Cuban Reforms

Nov 01, 2010 22:27



The economic changes in Cuba are not so much a turn towards capitalism as a blow to bureaucracy, the “internal” enemy of socialism. Those half a million people that will be losing their jobs soon are not working in factories or sugarcane fields, not rolling those fine cigars. They’re sitting behind desks in government offices trying to look busy.

Granted, there will be a lot more private enterprise in Cuba in the future, but the country’s socialist foundation is very secure: the key industries and the financial system are still nationalized, the state retains a monopoly on foreign trade and the economy continues to be centrally planned. Whatever success the mom-and-pop businesses expected to spring up may enjoy it won’t threaten any of that. In fact, it will help strengthen that socialist base by stopping an enormous drain of state resources.
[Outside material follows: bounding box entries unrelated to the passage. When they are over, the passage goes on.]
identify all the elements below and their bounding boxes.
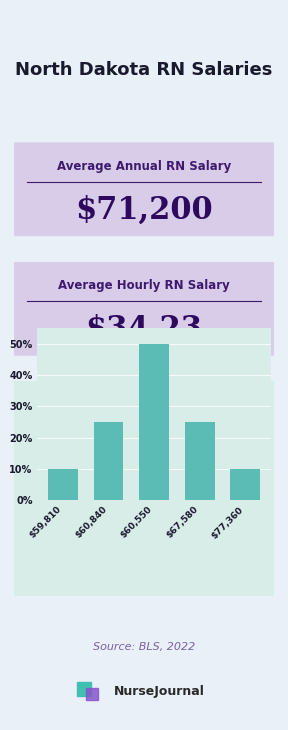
Bar xyxy=(48,469,78,500)
Text: North Dakota RN Salaries: North Dakota RN Salaries xyxy=(15,61,273,79)
Text: NurseJournal: NurseJournal xyxy=(114,685,205,698)
FancyBboxPatch shape xyxy=(9,262,279,356)
Text: Percentage of RNs: Percentage of RNs xyxy=(84,413,194,423)
Text: Average Hourly RN Salary: Average Hourly RN Salary xyxy=(58,280,230,293)
Text: $34.23: $34.23 xyxy=(86,315,202,345)
Bar xyxy=(139,344,169,500)
FancyBboxPatch shape xyxy=(12,380,276,598)
Text: Average Annual RN Salary: Average Annual RN Salary xyxy=(57,160,231,173)
Bar xyxy=(94,422,123,500)
Text: $71,200: $71,200 xyxy=(75,195,213,226)
Bar xyxy=(185,422,215,500)
FancyBboxPatch shape xyxy=(9,142,279,237)
Text: Source: BLS, 2022: Source: BLS, 2022 xyxy=(93,642,195,652)
Bar xyxy=(230,469,260,500)
Text: RN Salary Range: RN Salary Range xyxy=(85,389,203,402)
The blow to the bloated bureaucracy is political as well as economic. In the experience of every 20th century revolution, bureaucracy doesn’t mean just red tape and the occasional bribe. Party and state apparatchiks separate themselves, as a caste, from the rest of society, becoming its rulers. That’s what killed the Russian Revolution, and the process was repeated everywhere else - with local differences - except Cuba.
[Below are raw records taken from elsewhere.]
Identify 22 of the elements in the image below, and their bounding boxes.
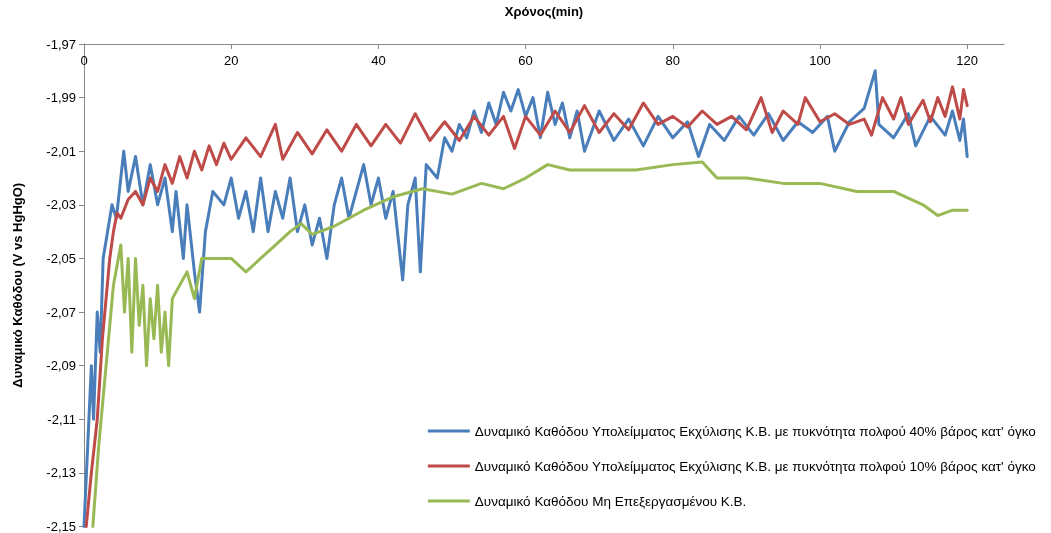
y-tick-label: -1,99 — [46, 90, 76, 106]
y-tick-label: -2,09 — [46, 358, 76, 374]
x-tick-label: 40 — [371, 53, 386, 68]
x-axis-title: Χρόνος(min) — [504, 4, 584, 19]
y-tick-label: -2,03 — [46, 197, 76, 213]
x-tick-label: 0 — [80, 53, 88, 68]
y-tick-label: -2,11 — [47, 411, 76, 427]
y-tick-label: -2,01 — [46, 143, 76, 159]
x-tick-label: 120 — [956, 53, 979, 68]
y-tick-label: -2,07 — [46, 304, 76, 320]
y-tick-label: -1,97 — [46, 36, 76, 52]
y-axis-title: Δυναμικό Καθόδου (V vs HgHgO) — [10, 182, 25, 388]
legend-label: Δυναμικό Καθόδου Υπολείμματος Εκχύλισης Κ.Β. με πυκνότητα πολφού 10% βάρος κατ' όγκο — [474, 458, 1036, 474]
x-tick-label: 80 — [665, 53, 681, 68]
x-tick-label: 20 — [223, 53, 239, 68]
legend-label: Δυναμικό Καθόδου Μη Επεξεργασμένου Κ.Β. — [474, 493, 747, 509]
y-tick-label: -2,15 — [46, 519, 76, 533]
x-tick-label: 100 — [809, 53, 831, 68]
x-tick-label: 60 — [518, 53, 533, 68]
legend-label: Δυναμικό Καθόδου Υπολείμματος Εκχύλισης Κ.Β. με πυκνότητα πολφού 40% βάρος κατ' όγκο — [474, 423, 1036, 439]
y-tick-label: -2,13 — [46, 465, 76, 481]
y-tick-label: -2,05 — [46, 250, 76, 266]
There the revolution was led by people with no ties to the Soviet Union. Although they later accepted its aid (without which they wouldn’t be around today), they did not ape its political system. But in a poverty stricken country like Cuba, with nearly a majority of people illiterate, and subject to a “brain-drain” of professionals and technicians after the victory, capable administrators and managers easily came to see themselves as “special.”
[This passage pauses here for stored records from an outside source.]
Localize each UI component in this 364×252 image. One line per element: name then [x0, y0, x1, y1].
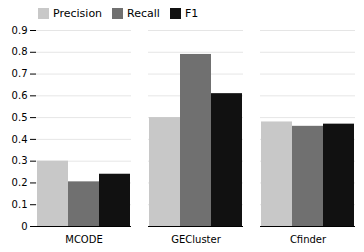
svg-text:0.6: 0.6 [12, 90, 28, 101]
svg-text:0.8: 0.8 [12, 46, 28, 57]
svg-text:GECluster: GECluster [171, 234, 221, 245]
svg-text:MCODE: MCODE [65, 234, 103, 245]
svg-text:0.3: 0.3 [12, 155, 28, 166]
svg-text:0: 0 [21, 221, 27, 232]
html-text:F1: F1 [184, 6, 199, 20]
svg-text:0.9: 0.9 [12, 25, 28, 36]
svg-text:0.1: 0.1 [12, 199, 28, 210]
html-text:Recall: Recall [127, 6, 160, 20]
svg-text:0.5: 0.5 [12, 112, 28, 123]
svg-text:0.4: 0.4 [12, 134, 28, 145]
svg-text:0.2: 0.2 [12, 177, 28, 188]
html-text:Precision: Precision [53, 6, 103, 20]
svg-text:Cfinder: Cfinder [290, 234, 327, 245]
svg-text:0.7: 0.7 [12, 68, 28, 79]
The ‘60s saw several political battles led by Fidel against that tendency. The fight flared up again in the ‘80s, and we see another episode now - sort of a never-ending war.

The current changes should be seen in the context of economic reforms that began nearly ten years ago when Cuba reorganized its sugar industry in the face of declining prices on the world market. That had a ripple effect on the entire economy. The Cubans were dealing with that well enough until 2008 when they were hit by the international recession and three of the most destructive hurricanes of the last century. Add to that some political intrigue following Fidel’s illness and retirement.

A year and a half ago, several members of the Councils of State and of Ministers were unceremoniously dismissed from their posts for “unseemly conduct” related to their expectations of an accommodation with the US. Just a few months ago, Esteban Morales - a professor at the University of Havana considered the country’s expert on the US - was expelled from his local unit of the Communist Party for publishing an article denouncing unnamed members of the party leadership for plotting a post-Soviet union style sell-off of nationalized industries into their own greedy hands.

Morales is appealing his expulsion. I bet he gets back in but we won’t hear too much about the substance of his issue. The Cubans, understandably, don’t like to wash their dirty laundry in public.

In any case the half a million layoffs is a body blow to the bureaucracy and to the hopes of its leading elements to enjoy a post-Soviet style bureaucratic bonanza in Cuba.